By Clarence E. Hill Jr.
The subject of Junior Seau’s shocking suicide and the transition to life after football came up during a recent interview with Hall of Fame running back Emmitt Smith to promote The Emmitt Smith Celebrity Invitational Golf Tournament, May 11-12 at TPC Craig Ranch in McKinney.
The event will feature a reunion of the Cowboys 1992 Super Bowl Championship team _ which only makes the Seau situation hit closer to home.
Smith is not only the league’s all-time leading rusher but he also has more carries than anyone in NFL history. He is fine now and looks like he can still play the game. But he admits he worries about if the hits he took will take a toll on him mentally and physically one day.

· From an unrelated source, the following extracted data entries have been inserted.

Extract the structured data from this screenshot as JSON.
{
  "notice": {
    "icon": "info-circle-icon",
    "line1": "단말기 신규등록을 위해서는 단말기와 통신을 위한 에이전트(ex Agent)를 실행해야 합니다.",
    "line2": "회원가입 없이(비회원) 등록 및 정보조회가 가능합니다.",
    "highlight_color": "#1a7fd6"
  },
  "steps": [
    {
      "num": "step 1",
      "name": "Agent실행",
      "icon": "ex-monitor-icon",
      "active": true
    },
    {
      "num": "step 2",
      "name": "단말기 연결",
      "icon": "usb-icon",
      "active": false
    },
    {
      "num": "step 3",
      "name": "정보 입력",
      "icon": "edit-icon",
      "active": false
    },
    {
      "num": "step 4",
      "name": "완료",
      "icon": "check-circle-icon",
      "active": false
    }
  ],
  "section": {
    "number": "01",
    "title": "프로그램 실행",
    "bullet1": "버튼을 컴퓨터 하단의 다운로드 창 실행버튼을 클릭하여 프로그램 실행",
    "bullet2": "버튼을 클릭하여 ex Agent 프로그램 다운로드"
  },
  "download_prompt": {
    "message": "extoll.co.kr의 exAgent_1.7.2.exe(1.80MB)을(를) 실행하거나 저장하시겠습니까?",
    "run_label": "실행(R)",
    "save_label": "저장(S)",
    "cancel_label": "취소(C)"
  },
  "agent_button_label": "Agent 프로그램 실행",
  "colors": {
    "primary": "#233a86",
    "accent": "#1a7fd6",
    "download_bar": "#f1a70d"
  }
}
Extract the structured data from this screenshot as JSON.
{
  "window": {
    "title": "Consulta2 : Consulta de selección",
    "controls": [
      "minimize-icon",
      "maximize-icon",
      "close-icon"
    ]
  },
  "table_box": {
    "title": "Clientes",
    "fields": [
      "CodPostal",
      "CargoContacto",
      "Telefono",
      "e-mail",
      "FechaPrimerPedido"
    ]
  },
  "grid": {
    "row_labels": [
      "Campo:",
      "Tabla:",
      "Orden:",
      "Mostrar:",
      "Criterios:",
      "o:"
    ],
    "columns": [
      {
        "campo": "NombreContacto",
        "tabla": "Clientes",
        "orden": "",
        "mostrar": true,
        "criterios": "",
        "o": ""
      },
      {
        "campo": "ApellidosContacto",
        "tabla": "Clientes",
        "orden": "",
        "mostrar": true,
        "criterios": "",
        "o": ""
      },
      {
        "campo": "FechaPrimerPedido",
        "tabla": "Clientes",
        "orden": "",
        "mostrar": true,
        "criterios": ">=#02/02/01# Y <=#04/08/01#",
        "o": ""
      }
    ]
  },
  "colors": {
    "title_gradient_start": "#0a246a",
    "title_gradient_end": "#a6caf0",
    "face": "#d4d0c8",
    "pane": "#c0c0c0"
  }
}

“Why wouldn’t I worry,” Smith said. “The evidence is starting to pile up. You are talking to a guy who carried the ball more than anybody in NFL history. So why wouldn’t I worry. I pray about it.”
Smith said he doesn’t know exactly what happened with Seau but it’s personal for him because the two were rookies together in 1990 and his first game was against Seau and the Chargers at Texas Stadium.
“I don’t know all the details around his death which outside of the suicide speculation which I guess is a good assessment,” Smith said. “What you don’t know is what Junior was going through. You never know what another person is going through a lot of people on twitter and elsewhere want to know how a make that that much be depressed and commit suicide.”
Smith said it frustrates him when people think that athletes or celebrities shouldn’t have problems because they supposedly have money. He says no one knows what people or dealing with inside.
“It’s never about the money,” Smith said. “It’s about the individual person. Whether that person has fulfillment in life and can find a way to have joy and peace in their life. If you don’t have those things and don’t have a sense of self worth in left, depression can set in and lead to other things. It’s just a sad situation. I don’t look at it lightly. I don’t know if it was head trauma or not. The only way I see it now is where junior was at today mentally players may not identify with cause they are in the now. He was in the yesterday. They have to realize his yesterday is their tomorrow. Just going through life itself and through the transitions of leaving a sport we all played for a number of years. Some times when that light goes out its hard to find another light that fuels you.”
Smith said he is very excited to see his former teammates from 1992, many whom he hasn’t seen in years _ which again brings the Seau situation close to home.
Fans certainly don’t understand the difficult transition players have to life after football.
“It’s only so much golf you can you play,” Smith said. “Only so many vacations you can take. Plus you are retiring at 35, for me. For some others it may be sooner. You have to find something else to motivate you to inspire you to get up every day to find a sense o self worth. At the end of the day it’s about personal choice and it’s about finding your way through life. That’s not an easy thing to do for people who have been to the top so to speak in one area and then find themselves in a life in valley afterwards.”